Лялин послал Животова во Владивосток к Полубесову, так что имейте в виду. Его приметы: похож на грузина, носит усы, на правой руке не имеет указательного пальца. Поленов утаил значение часов как пароля. Выкрутился сам.
А. Г.Станция 14-я верста. Август 1927 г.
Станция 14-я верста. Август 1927 г.
Вместо четырнадцати двадцати «Чилим» прибился к причалу в девятнадцать пятьдесят пять. Скрипели подводы, зазывно кричали возчики. Пахло арбузами и дынями, вяленой кетой и подопревшими яблоками. Человек в длиннополом сюртуке, кожаной кепке и с вещевым мешком за плечами молча выбрался из толпы и поднялся по откосу к центральной улице. В это же время в кабинете Хомутова затрезвонил телефон.
— Он уже здесь, — послышался приглушенный ладошкой голос Коржакова. — На железнодорожный вокзал взял курс.
— Понял тебя. Пригородный уходит в двадцать сорок. Ты держи его там, а я сейчас выезжаю. Все.
Хомутов вызвал к подъезду автомобиль, взял с собой Гуслярова. По дороге инструктировал:
— Держись так, чтоб этот бандюга запомнил тебя и при встрече мог узнать. — Помолчал, глядя в сторону. — Все-таки проверить решили Губанова. Ну что ж, пусть проверяют. Предоставим такую возможность. Так?
— Предоставим, — усмехнулся Гусляров. Худое лицо его порозовело от волнения, но внешне он держался спокойно и даже равнодушно.
Остановили машину на трассе, спустились с дороги в лес. Уже стемнело, и идти приходилось на ощупь. За последнее время Хомутов не раз бывал здесь.
Дача Полубесова находилась в глубине леса, и неосведомленному человеку найти ее было трудно.
В одном окне дачи горел свет.

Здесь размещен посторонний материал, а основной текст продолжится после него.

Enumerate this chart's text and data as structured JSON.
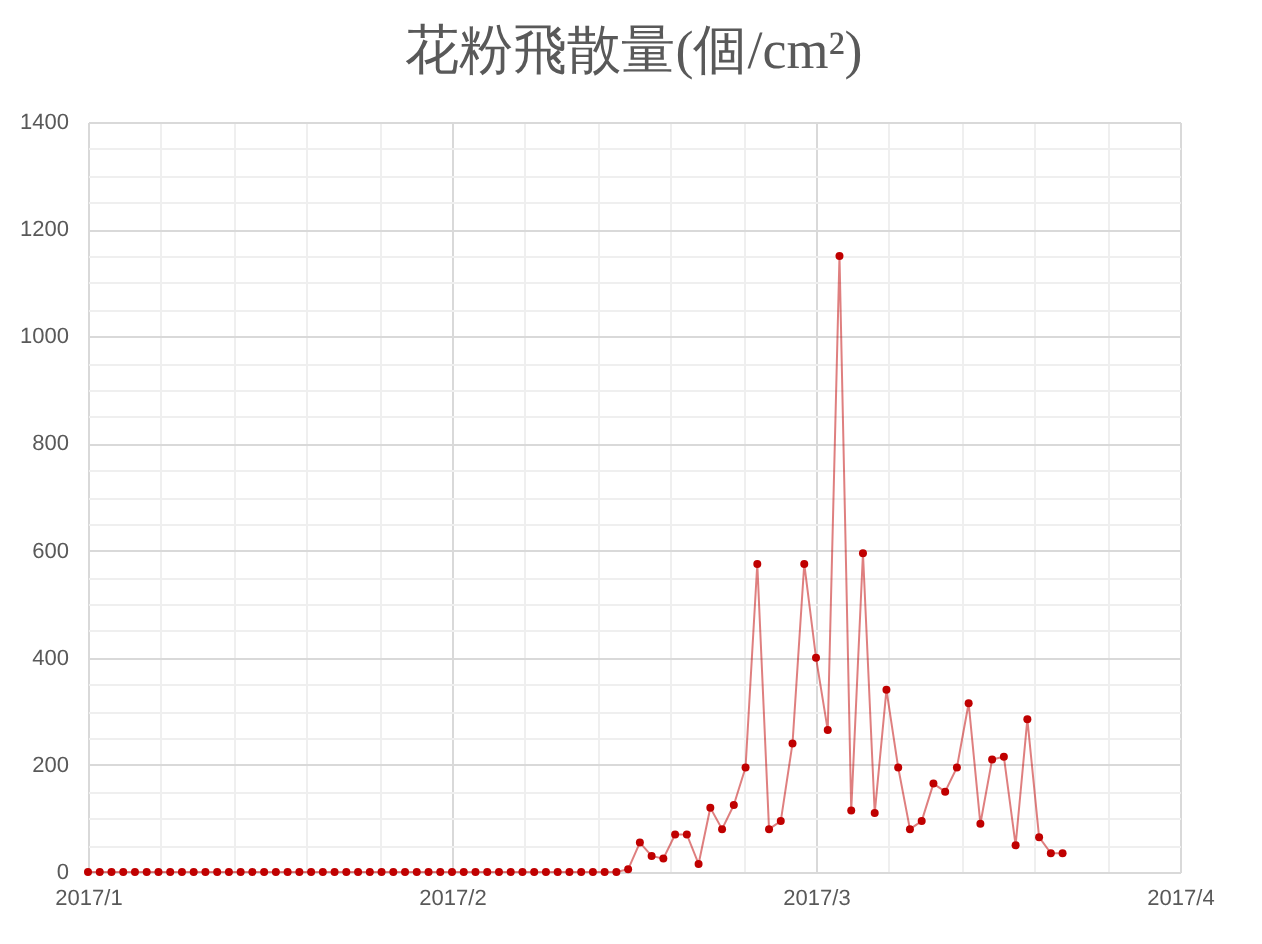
{
  "chart_data": {
    "type": "line",
    "title": "花粉飛散量(個/cm²)",
    "x": [
      "2017-01-01",
      "2017-01-02",
      "2017-01-03",
      "2017-01-04",
      "2017-01-05",
      "2017-01-06",
      "2017-01-07",
      "2017-01-08",
      "2017-01-09",
      "2017-01-10",
      "2017-01-11",
      "2017-01-12",
      "2017-01-13",
      "2017-01-14",
      "2017-01-15",
      "2017-01-16",
      "2017-01-17",
      "2017-01-18",
      "2017-01-19",
      "2017-01-20",
      "2017-01-21",
      "2017-01-22",
      "2017-01-23",
      "2017-01-24",
      "2017-01-25",
      "2017-01-26",
      "2017-01-27",
      "2017-01-28",
      "2017-01-29",
      "2017-01-30",
      "2017-01-31",
      "2017-02-01",
      "2017-02-02",
      "2017-02-03",
      "2017-02-04",
      "2017-02-05",
      "2017-02-06",
      "2017-02-07",
      "2017-02-08",
      "2017-02-09",
      "2017-02-10",
      "2017-02-11",
      "2017-02-12",
      "2017-02-13",
      "2017-02-14",
      "2017-02-15",
      "2017-02-16",
      "2017-02-17",
      "2017-02-18",
      "2017-02-19",
      "2017-02-20",
      "2017-02-21",
      "2017-02-22",
      "2017-02-23",
      "2017-02-24",
      "2017-02-25",
      "2017-02-26",
      "2017-02-27",
      "2017-02-28",
      "2017-03-01",
      "2017-03-02",
      "2017-03-03",
      "2017-03-04",
      "2017-03-05",
      "2017-03-06",
      "2017-03-07",
      "2017-03-08",
      "2017-03-09",
      "2017-03-10",
      "2017-03-11",
      "2017-03-12",
      "2017-03-13",
      "2017-03-14",
      "2017-03-15",
      "2017-03-16",
      "2017-03-17",
      "2017-03-18",
      "2017-03-19",
      "2017-03-20",
      "2017-03-21",
      "2017-03-22",
      "2017-03-23",
      "2017-03-24",
      "2017-03-25"
    ],
    "series": [
      {
        "color": "#c00000",
        "values": [
          0,
          0,
          0,
          0,
          0,
          0,
          0,
          0,
          0,
          0,
          0,
          0,
          0,
          0,
          0,
          0,
          0,
          0,
          0,
          0,
          0,
          0,
          0,
          0,
          0,
          0,
          0,
          0,
          0,
          0,
          0,
          0,
          0,
          0,
          0,
          0,
          0,
          0,
          0,
          0,
          0,
          0,
          0,
          0,
          0,
          0,
          5,
          55,
          30,
          25,
          70,
          70,
          15,
          120,
          80,
          125,
          195,
          575,
          80,
          95,
          240,
          575,
          400,
          265,
          1150,
          115,
          595,
          110,
          340,
          195,
          80,
          95,
          165,
          150,
          195,
          315,
          90,
          210,
          215,
          50,
          285,
          65,
          35,
          35
        ]
      }
    ],
    "xlim": [
      "2017-01-01",
      "2017-04-04"
    ],
    "xticks": [
      {
        "value": "2017-01-01",
        "label": "2017/1"
      },
      {
        "value": "2017-01-07T04:48",
        "label": null
      },
      {
        "value": "2017-01-13T09:36",
        "label": null
      },
      {
        "value": "2017-01-19T14:24",
        "label": null
      },
      {
        "value": "2017-01-25T19:12",
        "label": null
      },
      {
        "value": "2017-02-01",
        "label": "2017/2"
      },
      {
        "value": "2017-02-07T04:48",
        "label": null
      },
      {
        "value": "2017-02-13T09:36",
        "label": null
      },
      {
        "value": "2017-02-19T14:24",
        "label": null
      },
      {
        "value": "2017-02-25T19:12",
        "label": null
      },
      {
        "value": "2017-03-04",
        "label": "2017/3"
      },
      {
        "value": "2017-03-10T04:48",
        "label": null
      },
      {
        "value": "2017-03-16T09:36",
        "label": null
      },
      {
        "value": "2017-03-22T14:24",
        "label": null
      },
      {
        "value": "2017-03-28T19:12",
        "label": null
      },
      {
        "value": "2017-04-04",
        "label": "2017/4"
      }
    ],
    "ylim": [
      0,
      1400
    ],
    "yticks": [
      0,
      {
        "value": 50,
        "label": null
      },
      {
        "value": 100,
        "label": null
      },
      {
        "value": 150,
        "label": null
      },
      200,
      {
        "value": 250,
        "label": null
      },
      {
        "value": 300,
        "label": null
      },
      {
        "value": 350,
        "label": null
      },
      400,
      {
        "value": 450,
        "label": null
      },
      {
        "value": 500,
        "label": null
      },
      {
        "value": 550,
        "label": null
      },
      600,
      {
        "value": 650,
        "label": null
      },
      {
        "value": 700,
        "label": null
      },
      {
        "value": 750,
        "label": null
      },
      800,
      {
        "value": 850,
        "label": null
      },
      {
        "value": 900,
        "label": null
      },
      {
        "value": 950,
        "label": null
      },
      1000,
      {
        "value": 1050,
        "label": null
      },
      {
        "value": 1100,
        "label": null
      },
      {
        "value": 1150,
        "label": null
      },
      1200,
      {
        "value": 1250,
        "label": null
      },
      {
        "value": 1300,
        "label": null
      },
      {
        "value": 1350,
        "label": null
      },
      1400
    ],
    "grid": true,
    "marker": "circle",
    "line_style": "solid"
  }
}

Мальва, увидев Хомутова, завиляла хвостом.
— Пошла, пошла... — замахал на нее Гусляров. Он не любил собак.
Полубесов встретил их без радости, как будто находился у себя на службе в облземотделе и принимал посетителей, которые надоели, но от которых никуда не денешься.

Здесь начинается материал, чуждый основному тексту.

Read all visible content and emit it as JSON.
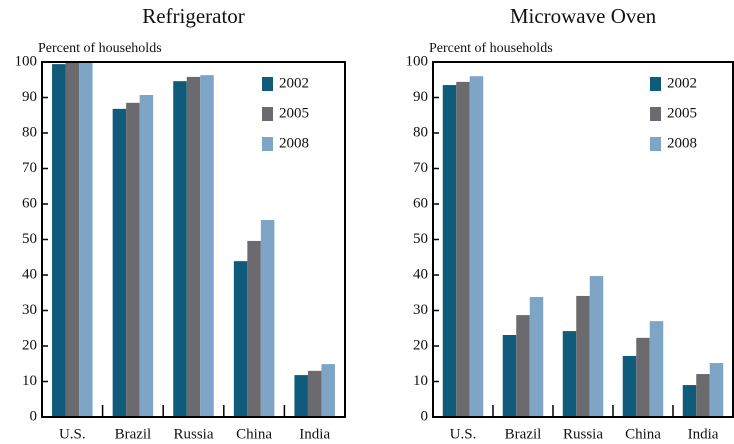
{
  "chart_data": [
    {
      "type": "bar",
      "title": "Refrigerator",
      "y_label": "Percent of households",
      "categories": [
        "U.S.",
        "Brazil",
        "Russia",
        "China",
        "India"
      ],
      "series": [
        {
          "name": "2002",
          "color": "#0f5b7b",
          "values": [
            99.4,
            86.8,
            94.6,
            43.9,
            11.8
          ]
        },
        {
          "name": "2005",
          "color": "#6b6b6f",
          "values": [
            100,
            88.5,
            95.8,
            49.6,
            13
          ]
        },
        {
          "name": "2008",
          "color": "#7fa5c6",
          "values": [
            100,
            90.7,
            96.3,
            55.5,
            14.9
          ]
        }
      ],
      "ylim": [
        0,
        100
      ],
      "yticks": [
        0,
        10,
        20,
        30,
        40,
        50,
        60,
        70,
        80,
        90,
        100
      ],
      "legend": "upper right"
    },
    {
      "type": "bar",
      "title": "Microwave Oven",
      "y_label": "Percent of households",
      "categories": [
        "U.S.",
        "Brazil",
        "Russia",
        "China",
        "India"
      ],
      "series": [
        {
          "name": "2002",
          "color": "#0f5b7b",
          "values": [
            93.5,
            23.1,
            24.2,
            17.2,
            9
          ]
        },
        {
          "name": "2005",
          "color": "#6b6b6f",
          "values": [
            94.4,
            28.7,
            34.1,
            22.3,
            12.1
          ]
        },
        {
          "name": "2008",
          "color": "#7fa5c6",
          "values": [
            96,
            33.8,
            39.7,
            27,
            15.2
          ]
        }
      ],
      "ylim": [
        0,
        100
      ],
      "yticks": [
        0,
        10,
        20,
        30,
        40,
        50,
        60,
        70,
        80,
        90,
        100
      ],
      "legend": "upper right"
    }
  ]
}
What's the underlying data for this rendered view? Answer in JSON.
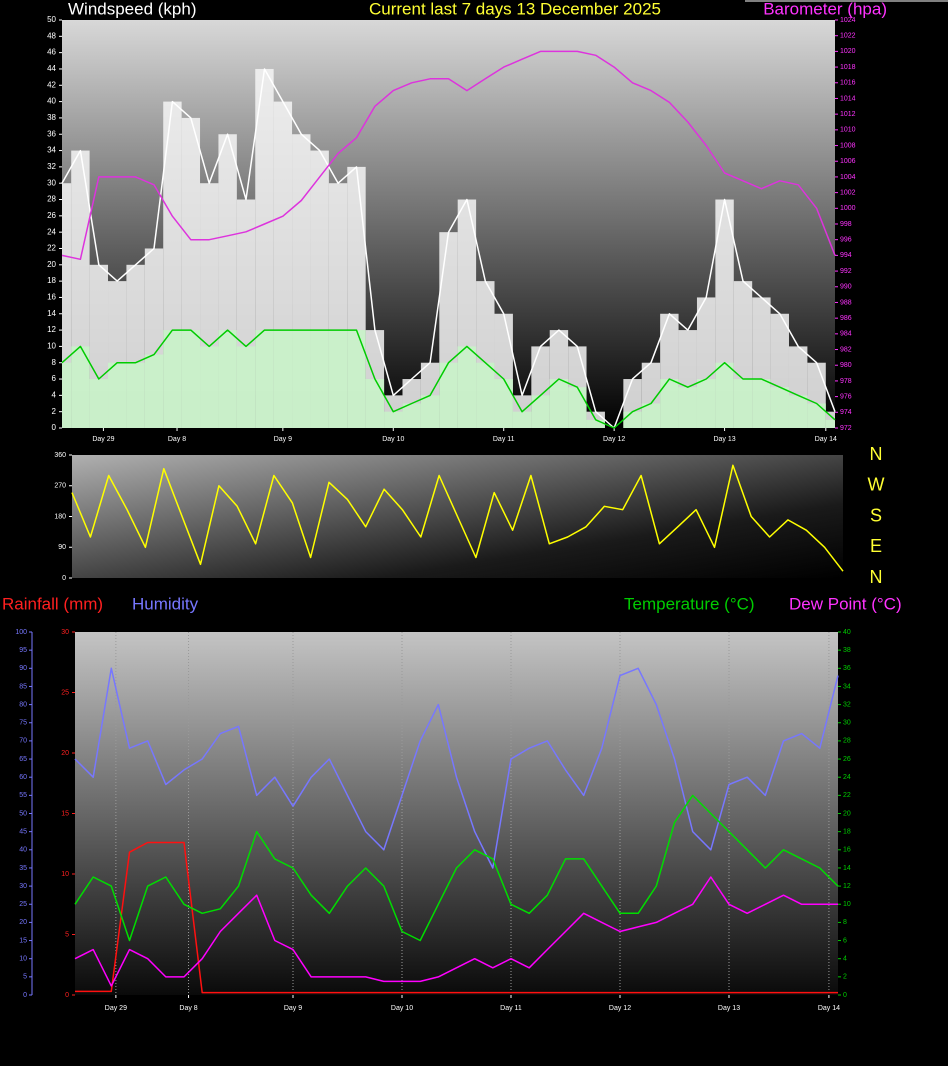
{
  "chart_data": [
    {
      "type": "line",
      "title": "Current last 7 days 13 December 2025",
      "y_label": "Windspeed (kph)",
      "y2_label": "Barometer (hpa)",
      "x": [
        0,
        4,
        8,
        12,
        16,
        20,
        24,
        28,
        32,
        36,
        40,
        44,
        48,
        52,
        56,
        60,
        64,
        68,
        72,
        76,
        80,
        84,
        88,
        92,
        96,
        100,
        104,
        108,
        112,
        116,
        120,
        124,
        128,
        132,
        136,
        140,
        144,
        148,
        152,
        156,
        160,
        164,
        168
      ],
      "xlim": [
        0,
        168
      ],
      "xticks": [
        {
          "value": 9,
          "label": "Day 29"
        },
        {
          "value": 25,
          "label": "Day 8"
        },
        {
          "value": 48,
          "label": "Day 9"
        },
        {
          "value": 72,
          "label": "Day 10"
        },
        {
          "value": 96,
          "label": "Day 11"
        },
        {
          "value": 120,
          "label": "Day 12"
        },
        {
          "value": 144,
          "label": "Day 13"
        },
        {
          "value": 166,
          "label": "Day 14"
        }
      ],
      "ylim": [
        0,
        50
      ],
      "yticks": [
        0,
        2,
        4,
        6,
        8,
        10,
        12,
        14,
        16,
        18,
        20,
        22,
        24,
        26,
        28,
        30,
        32,
        34,
        36,
        38,
        40,
        42,
        44,
        46,
        48,
        50
      ],
      "y2lim": [
        972,
        1024
      ],
      "y2ticks": [
        972,
        974,
        976,
        978,
        980,
        982,
        984,
        986,
        988,
        990,
        992,
        994,
        996,
        998,
        1000,
        1002,
        1004,
        1006,
        1008,
        1010,
        1012,
        1014,
        1016,
        1018,
        1020,
        1022,
        1024
      ],
      "ytick_color": "#ffffff",
      "y2tick_color": "#ff33ff",
      "grid": false,
      "series": [
        {
          "color": "#ffffff",
          "bar_color": "#f4f4f4",
          "bars": true,
          "values": [
            30,
            34,
            20,
            18,
            20,
            22,
            40,
            38,
            30,
            36,
            28,
            44,
            40,
            36,
            34,
            30,
            32,
            12,
            4,
            6,
            8,
            24,
            28,
            18,
            14,
            4,
            10,
            12,
            10,
            2,
            0,
            6,
            8,
            14,
            12,
            16,
            28,
            18,
            16,
            14,
            10,
            8,
            2
          ]
        },
        {
          "color": "#00cc00",
          "bar_color": "#c8f5c8",
          "bars": true,
          "values": [
            8,
            10,
            6,
            8,
            8,
            9,
            12,
            12,
            10,
            12,
            10,
            12,
            12,
            12,
            12,
            12,
            12,
            6,
            2,
            3,
            4,
            8,
            10,
            8,
            6,
            2,
            4,
            6,
            5,
            1,
            0,
            2,
            3,
            6,
            5,
            6,
            8,
            6,
            6,
            5,
            4,
            3,
            1
          ]
        },
        {
          "color": "#dd33dd",
          "axis": "y2",
          "bars": false,
          "values": [
            994,
            993.5,
            1004,
            1004,
            1004,
            1003,
            999,
            996,
            996,
            996.5,
            997,
            998,
            999,
            1001,
            1004,
            1007,
            1009,
            1013,
            1015,
            1016,
            1016.5,
            1016.5,
            1015,
            1016.5,
            1018,
            1019,
            1020,
            1020,
            1020,
            1019.5,
            1018,
            1016,
            1015,
            1013.5,
            1011,
            1008,
            1004.5,
            1003.5,
            1002.5,
            1003.5,
            1003,
            1000,
            994
          ]
        }
      ]
    },
    {
      "type": "line",
      "x": [
        0,
        4,
        8,
        12,
        16,
        20,
        24,
        28,
        32,
        36,
        40,
        44,
        48,
        52,
        56,
        60,
        64,
        68,
        72,
        76,
        80,
        84,
        88,
        92,
        96,
        100,
        104,
        108,
        112,
        116,
        120,
        124,
        128,
        132,
        136,
        140,
        144,
        148,
        152,
        156,
        160,
        164,
        168
      ],
      "xlim": [
        0,
        168
      ],
      "ylim": [
        0,
        360
      ],
      "yticks": [
        0,
        90,
        180,
        270,
        360
      ],
      "ytick_color": "#ffffff",
      "side_labels": [
        "N",
        "W",
        "S",
        "E",
        "N"
      ],
      "grid": false,
      "series": [
        {
          "color": "#ffff00",
          "bars": false,
          "values": [
            250,
            120,
            300,
            200,
            90,
            320,
            180,
            40,
            270,
            210,
            100,
            300,
            220,
            60,
            280,
            230,
            150,
            260,
            200,
            120,
            300,
            180,
            60,
            250,
            140,
            300,
            100,
            120,
            150,
            210,
            200,
            300,
            100,
            150,
            200,
            90,
            330,
            180,
            120,
            170,
            140,
            90,
            20
          ]
        }
      ]
    },
    {
      "type": "line",
      "x": [
        0,
        4,
        8,
        12,
        16,
        20,
        24,
        28,
        32,
        36,
        40,
        44,
        48,
        52,
        56,
        60,
        64,
        68,
        72,
        76,
        80,
        84,
        88,
        92,
        96,
        100,
        104,
        108,
        112,
        116,
        120,
        124,
        128,
        132,
        136,
        140,
        144,
        148,
        152,
        156,
        160,
        164,
        168
      ],
      "xlim": [
        0,
        168
      ],
      "xticks": [
        {
          "value": 9,
          "label": "Day 29"
        },
        {
          "value": 25,
          "label": "Day 8"
        },
        {
          "value": 48,
          "label": "Day 9"
        },
        {
          "value": 72,
          "label": "Day 10"
        },
        {
          "value": 96,
          "label": "Day 11"
        },
        {
          "value": 120,
          "label": "Day 12"
        },
        {
          "value": 144,
          "label": "Day 13"
        },
        {
          "value": 166,
          "label": "Day 14"
        }
      ],
      "ylim": [
        0,
        30
      ],
      "yticks": [
        0,
        5,
        10,
        15,
        20,
        25,
        30
      ],
      "y3lim": [
        0,
        100
      ],
      "y3ticks": [
        0,
        5,
        10,
        15,
        20,
        25,
        30,
        35,
        40,
        45,
        50,
        55,
        60,
        65,
        70,
        75,
        80,
        85,
        90,
        95,
        100
      ],
      "y2lim": [
        0,
        40
      ],
      "y2ticks": [
        0,
        2,
        4,
        6,
        8,
        10,
        12,
        14,
        16,
        18,
        20,
        22,
        24,
        26,
        28,
        30,
        32,
        34,
        36,
        38,
        40
      ],
      "ytick_color": "#ff2020",
      "y3tick_color": "#7777ff",
      "y2tick_color": "#00cc00",
      "grid": true,
      "series": [
        {
          "name": "Rainfall (mm)",
          "color": "#ff1010",
          "bars": false,
          "values": [
            0.3,
            0.3,
            0.3,
            11.8,
            12.6,
            12.6,
            12.6,
            0.2,
            0.2,
            0.2,
            0.2,
            0.2,
            0.2,
            0.2,
            0.2,
            0.2,
            0.2,
            0.2,
            0.2,
            0.2,
            0.2,
            0.2,
            0.2,
            0.2,
            0.2,
            0.2,
            0.2,
            0.2,
            0.2,
            0.2,
            0.2,
            0.2,
            0.2,
            0.2,
            0.2,
            0.2,
            0.2,
            0.2,
            0.2,
            0.2,
            0.2,
            0.2,
            0.2
          ]
        },
        {
          "name": "Humidity",
          "color": "#7777ff",
          "axis": "y3",
          "bars": false,
          "values": [
            65,
            60,
            90,
            68,
            70,
            58,
            62,
            65,
            72,
            74,
            55,
            60,
            52,
            60,
            65,
            55,
            45,
            40,
            55,
            70,
            80,
            60,
            45,
            35,
            65,
            68,
            70,
            62,
            55,
            68,
            88,
            90,
            80,
            65,
            45,
            40,
            58,
            60,
            55,
            70,
            72,
            68,
            88
          ]
        },
        {
          "name": "Temperature (°C)",
          "color": "#00dd00",
          "axis": "y2",
          "bars": false,
          "values": [
            10,
            13,
            12,
            6,
            12,
            13,
            10,
            9,
            9.5,
            12,
            18,
            15,
            14,
            11,
            9,
            12,
            14,
            12,
            7,
            6,
            10,
            14,
            16,
            15,
            10,
            9,
            11,
            15,
            15,
            12,
            9,
            9,
            12,
            19,
            22,
            20,
            18,
            16,
            14,
            16,
            15,
            14,
            12
          ]
        },
        {
          "name": "Dew Point (°C)",
          "color": "#ff00ff",
          "axis": "y2",
          "bars": false,
          "values": [
            4,
            5,
            1,
            5,
            4,
            2,
            2,
            4,
            7,
            9,
            11,
            6,
            5,
            2,
            2,
            2,
            2,
            1.5,
            1.5,
            1.5,
            2,
            3,
            4,
            3,
            4,
            3,
            5,
            7,
            9,
            8,
            7,
            7.5,
            8,
            9,
            10,
            13,
            10,
            9,
            10,
            11,
            10,
            10,
            10
          ]
        }
      ]
    }
  ]
}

— Прошу вас, товарищи. Прошу. Проходите, в коридоре лампочка перегорела, не ударьтесь.
В гостиной он усадил непрошеных гостей, принес самовар. Гусляров отказался, а Хомутов даже руки потер от предстоящего удовольствия.
— Так, чем я могу услужить, Тимофей Сидорович?
Хомутов отхлебнул чаю с вареньем, причмокнул.
— Такого вареньица я у вас, Анатолий Петрович, еще не пробовал. Прелесть.